Last week we looked at how to create a parenting plan to divide your decision making after divorce. Establishing details and processes for decision making is the foundation of a terrific parenting plan. Be sure to create a plan with the help of an experienced mediator, family counselor, or collaborative attorney to draft a strong agreement-- built to withstand a lot of wear of tear!
Once you've got that foundation, develop the second part of your parenting plan: a schedule outlining what nights your child is sleeping at each house—or “allocation of custodial responsibility.” Remember, no one is “getting custody” or “having visitation”! Begin by asking yourselves (together or independently) these questions, for each child, when indicated. Remember, don’t pose questions to the children, the parents need to answer the questions!
- What are the objectives of your plan? Most parents try to create a plan that allows the children to have the most time possible with both parents and the least time possible in day care or with third parties. Is that important to you? If not, you may want to work with the mediator or your collaborative team to determine the objectives for your parenting plan to meet the best interests of your child.
- How old is your child? Does your child have any special needs? How might you describe the developmental needs of your child at this age?
- What is your work schedule? What is the other parent's work schedule? Are they consistent month to month or week to week? If there is flexibility, how much do you and the other parent have control over that flexibility? What is the process to change your work schedule temporarily or permanently? How much notice do you need to give or do you receive when there is a change?
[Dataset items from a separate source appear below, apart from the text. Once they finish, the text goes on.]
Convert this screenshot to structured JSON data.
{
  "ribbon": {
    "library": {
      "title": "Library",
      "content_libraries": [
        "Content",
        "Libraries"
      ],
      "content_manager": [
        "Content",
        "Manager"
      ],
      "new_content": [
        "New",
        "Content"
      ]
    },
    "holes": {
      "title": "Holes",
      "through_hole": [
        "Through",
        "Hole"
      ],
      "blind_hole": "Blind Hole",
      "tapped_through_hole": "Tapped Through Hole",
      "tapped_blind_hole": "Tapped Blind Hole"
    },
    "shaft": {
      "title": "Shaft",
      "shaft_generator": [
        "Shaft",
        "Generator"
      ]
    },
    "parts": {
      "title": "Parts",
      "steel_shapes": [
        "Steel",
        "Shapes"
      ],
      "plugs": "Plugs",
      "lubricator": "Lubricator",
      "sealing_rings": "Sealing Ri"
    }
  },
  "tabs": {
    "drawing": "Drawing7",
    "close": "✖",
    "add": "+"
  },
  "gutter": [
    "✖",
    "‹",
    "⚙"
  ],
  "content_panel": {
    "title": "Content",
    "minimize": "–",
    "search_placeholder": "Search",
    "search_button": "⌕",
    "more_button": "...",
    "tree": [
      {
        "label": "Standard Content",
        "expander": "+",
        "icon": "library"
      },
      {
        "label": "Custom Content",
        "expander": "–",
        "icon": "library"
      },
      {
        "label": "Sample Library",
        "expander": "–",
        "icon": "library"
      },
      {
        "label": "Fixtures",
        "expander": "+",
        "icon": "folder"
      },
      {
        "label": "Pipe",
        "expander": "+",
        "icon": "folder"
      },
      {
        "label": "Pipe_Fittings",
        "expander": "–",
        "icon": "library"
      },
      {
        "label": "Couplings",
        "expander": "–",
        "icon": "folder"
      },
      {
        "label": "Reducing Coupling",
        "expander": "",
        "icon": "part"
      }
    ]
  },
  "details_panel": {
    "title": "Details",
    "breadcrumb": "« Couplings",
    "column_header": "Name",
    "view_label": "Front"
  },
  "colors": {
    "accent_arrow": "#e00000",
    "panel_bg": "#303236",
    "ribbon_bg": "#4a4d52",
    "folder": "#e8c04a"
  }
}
- What is the child's school schedule? Is he or she in school all day? How much does that change? Where is the school located relative to your homes?
- What are your child's extracurricular activities? Does one parent or other tend to drive to them? Stay with the kids during the events?
- How many children do you have? How important do you believe it is for the children to be in the same house most nights together? How important is it for the children to have one-on-one time with each parent?
- Does your child like a very regular fixed routine? Does your child like to have predictability? Does your child thrive on variety or change? Or is your child someplace in between?
- Does one parent prefer to have the child sleep at their house on most school nights? Why is that important to them? Is there another way for those objectives be met? (For example, having the same schedule in each house or one parent consistently doing homework with the child regardless of where the child is sleeping.) How will both parents plan to have the child to spend enough time with each of them, always to feel “at home.”
- How far apart do the parents live from one another? How can the child or children be transported between houses? Can that be incorporated into the school schedule?
- If one parent has relocated, how will their parenting time be preserved?
- Where is the child's day care, if they have that daycare? What other options are available for daycare?
- If you and the other party are not living together now, what have you done since your separation that you liked? What feels like it is working?
To recap: You have figured out your decision-making. You've examined some important questions to answer about custodial time. Remember, mediation and collaborative law can provide you the best settings to work through these issues!